Complete Implementation

let rec quiescence pos alpha beta ?(depth = 0) () =
  (* Depth limit *)
  if depth >= Config.max_quiescence_depth () then
    Eval.evaluate pos
  else
    (* Stand-pat *)
    let stand_pat = Eval.evaluate pos in

    (* Beta cutoff *)
    if stand_pat >= beta then
      beta
    else
      (* Update alpha *)
      let alpha = max alpha stand_pat in

      (* Generate and order tactical moves *)
      let captures = Movegen.generate_captures pos in

      (* SEE pruning: skip losing captures *)
      let good_captures =
        captures |> List.filter (fun m ->
          SEE.evaluate pos m >= 0) in

      (* Delta pruning *)
      let delta_margin = 900 in
      let viable_captures =
        good_captures |> List.filter (fun m ->
          let victim_value = piece_value (captured_piece m) in
          let is_promotion = is_pawn_promotion m in
          is_promotion ||
          stand_pat + victim_value + delta_margin > alpha) in

      (* Order moves *)
      let ordered_captures = order_captures pos viable_captures in

      (* Search captures *)
      let rec search_moves moves alpha =
        match moves with
        | [] -> alpha
        | mv :: rest ->
          let new_pos = make_move pos mv in
          let score = -quiescence new_pos (-beta) (-alpha) ~depth:(depth + 1) () in
          if score >= beta then
            beta  (* Beta cutoff *)
          else
            let new_alpha = max alpha score in
            search_moves rest new_alpha
      in
      search_moves ordered_captures alpha

SEE (Static Exchange Evaluation)

Critical for quiescence! SEE evaluates capture sequences:

(* Example: Knight takes bishop on e4, defended by pawn *)
let see_score = SEE.evaluate pos (Knight, e4) in
(* Returns: 300 (bishop) - 300 (knight) = 0 (equal trade) *)

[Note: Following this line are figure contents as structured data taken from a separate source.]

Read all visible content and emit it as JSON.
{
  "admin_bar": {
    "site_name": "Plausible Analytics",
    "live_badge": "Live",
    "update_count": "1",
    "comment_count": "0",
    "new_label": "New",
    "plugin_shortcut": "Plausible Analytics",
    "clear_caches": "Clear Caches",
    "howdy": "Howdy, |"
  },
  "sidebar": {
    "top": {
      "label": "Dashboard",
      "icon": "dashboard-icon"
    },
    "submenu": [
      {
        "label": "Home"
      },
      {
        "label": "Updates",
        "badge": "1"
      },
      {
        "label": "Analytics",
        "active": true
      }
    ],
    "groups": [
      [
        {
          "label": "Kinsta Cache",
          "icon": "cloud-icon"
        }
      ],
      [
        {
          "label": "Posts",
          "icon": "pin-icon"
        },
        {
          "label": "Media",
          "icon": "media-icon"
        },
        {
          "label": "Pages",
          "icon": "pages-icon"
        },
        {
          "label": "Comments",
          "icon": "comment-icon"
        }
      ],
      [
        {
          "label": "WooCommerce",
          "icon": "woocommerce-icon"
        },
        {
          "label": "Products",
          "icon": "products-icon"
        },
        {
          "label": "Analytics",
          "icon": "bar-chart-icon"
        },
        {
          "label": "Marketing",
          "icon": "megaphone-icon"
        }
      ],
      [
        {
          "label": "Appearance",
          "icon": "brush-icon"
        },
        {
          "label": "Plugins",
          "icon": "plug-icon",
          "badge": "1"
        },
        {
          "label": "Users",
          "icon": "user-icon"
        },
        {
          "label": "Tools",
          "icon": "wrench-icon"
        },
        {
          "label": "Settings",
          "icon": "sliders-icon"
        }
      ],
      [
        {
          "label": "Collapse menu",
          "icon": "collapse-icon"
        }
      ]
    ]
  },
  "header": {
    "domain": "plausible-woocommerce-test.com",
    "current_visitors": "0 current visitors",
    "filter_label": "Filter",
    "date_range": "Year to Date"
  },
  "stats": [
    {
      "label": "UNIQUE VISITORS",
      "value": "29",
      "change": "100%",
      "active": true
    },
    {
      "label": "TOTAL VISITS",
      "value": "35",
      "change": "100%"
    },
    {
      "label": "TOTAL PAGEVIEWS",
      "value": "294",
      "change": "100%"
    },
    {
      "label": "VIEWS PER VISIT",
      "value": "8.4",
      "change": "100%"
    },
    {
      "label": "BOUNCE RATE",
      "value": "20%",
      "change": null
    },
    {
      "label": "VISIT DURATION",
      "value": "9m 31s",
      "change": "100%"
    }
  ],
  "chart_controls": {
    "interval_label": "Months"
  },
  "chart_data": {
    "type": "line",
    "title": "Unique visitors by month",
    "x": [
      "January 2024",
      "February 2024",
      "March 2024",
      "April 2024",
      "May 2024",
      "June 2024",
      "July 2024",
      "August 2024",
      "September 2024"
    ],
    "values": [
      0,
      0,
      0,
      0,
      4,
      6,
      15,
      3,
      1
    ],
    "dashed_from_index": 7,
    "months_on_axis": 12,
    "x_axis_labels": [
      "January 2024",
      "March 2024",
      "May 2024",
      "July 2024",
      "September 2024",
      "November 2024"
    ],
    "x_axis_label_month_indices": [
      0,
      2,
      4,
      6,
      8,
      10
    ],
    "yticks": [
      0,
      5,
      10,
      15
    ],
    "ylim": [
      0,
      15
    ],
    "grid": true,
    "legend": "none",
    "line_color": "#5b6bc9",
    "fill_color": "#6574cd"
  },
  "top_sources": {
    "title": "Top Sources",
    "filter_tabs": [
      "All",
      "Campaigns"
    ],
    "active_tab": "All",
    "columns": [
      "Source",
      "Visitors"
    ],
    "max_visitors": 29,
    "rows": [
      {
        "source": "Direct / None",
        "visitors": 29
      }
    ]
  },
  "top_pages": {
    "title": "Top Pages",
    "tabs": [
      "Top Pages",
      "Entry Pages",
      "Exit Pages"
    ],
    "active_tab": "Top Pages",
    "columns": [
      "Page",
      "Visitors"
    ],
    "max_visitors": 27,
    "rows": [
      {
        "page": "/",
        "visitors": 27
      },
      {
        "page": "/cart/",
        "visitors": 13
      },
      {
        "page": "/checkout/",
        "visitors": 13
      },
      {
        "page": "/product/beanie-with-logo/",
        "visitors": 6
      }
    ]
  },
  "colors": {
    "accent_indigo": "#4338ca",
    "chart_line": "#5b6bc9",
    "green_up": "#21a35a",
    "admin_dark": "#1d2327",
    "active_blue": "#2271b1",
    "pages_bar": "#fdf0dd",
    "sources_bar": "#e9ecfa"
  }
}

See Static Exchange Evaluation for implementation details.

Check Extensions

Some engines search checks in quiescence:

let tactical_moves =
  let captures = generate_captures pos in
  let checks = generate_checks pos in
  captures @ checks

Tradeoff:

  • Pro: Better tactical accuracy, find more checkmates
  • Con: 2-3x more nodes searched, slower overall

Most modern engines skip checks in quiescence for speed, relying on main search extensions to handle checking sequences.

Common Pitfalls

1. Infinite Recursion

Without depth limit, perpetual checks or repetitive captures cause infinite loops:

(* Always have a depth limit! *)
if depth >= max_depth then evaluate pos

2. Not Using Stand-Pat

(* Wrong: Must allow standing pat *)
let alpha = stand_pat in  (* Lost the option to not move *)

(* Correct: *)
let alpha = max alpha stand_pat in

3. Searching Quiet Moves

(* Wrong: Searching ALL moves in quiescence *)
let moves = generate_all_moves pos in

(* Correct: Only tactical moves *)
let moves = generate_captures pos in

Searching quiet moves defeats the purpose—you’ll search forever!

4. Poor Move Ordering

Trying losing captures first wastes time:

(* Bad: Random order *)
let captures = generate_captures pos in

(* Good: SEE ordering *)
let captures =
  generate_captures pos
  |> List.filter (fun m -> SEE.evaluate pos m >= 0)
  |> List.sort (fun m1 m2 ->
      compare (mvv_lva m2) (mvv_lva m1))

Measuring Effectiveness

Track quiescence statistics:

type qsearch_stats = {
  calls: int;              (* Times quiescence called *)
  max_depth: int;          (* Deepest quiescence search *)
  cutoffs: int;            (* Beta cutoffs *)
  stand_pat_cutoffs: int;  (* Stand-pat caused cutoff *)
}

Good quiescence:

  • Avg depth: 1-3 plies
  • Max depth: 6-10 plies
  • Stand-pat cutoff rate: 40-60%
  • Nodes: 30-50% of total nodes
Aspect Main Search Quiescence
Moves All legal moves Captures only
Depth Fixed (e.g., 6) Variable (until quiet)
Stand-pat No Yes
Beta cutoff Yes Yes
Alpha update From moves only From stand-pat OR moves

Performance Impact

Quiescence typically:

  • Adds 30-50% more nodes to search
  • Prevents 90%+ of tactical blunders
  • Increases average search depth by 3-5 plies

The tradeoff is hugely favorable—without it, your engine will blunder constantly in tactical positions.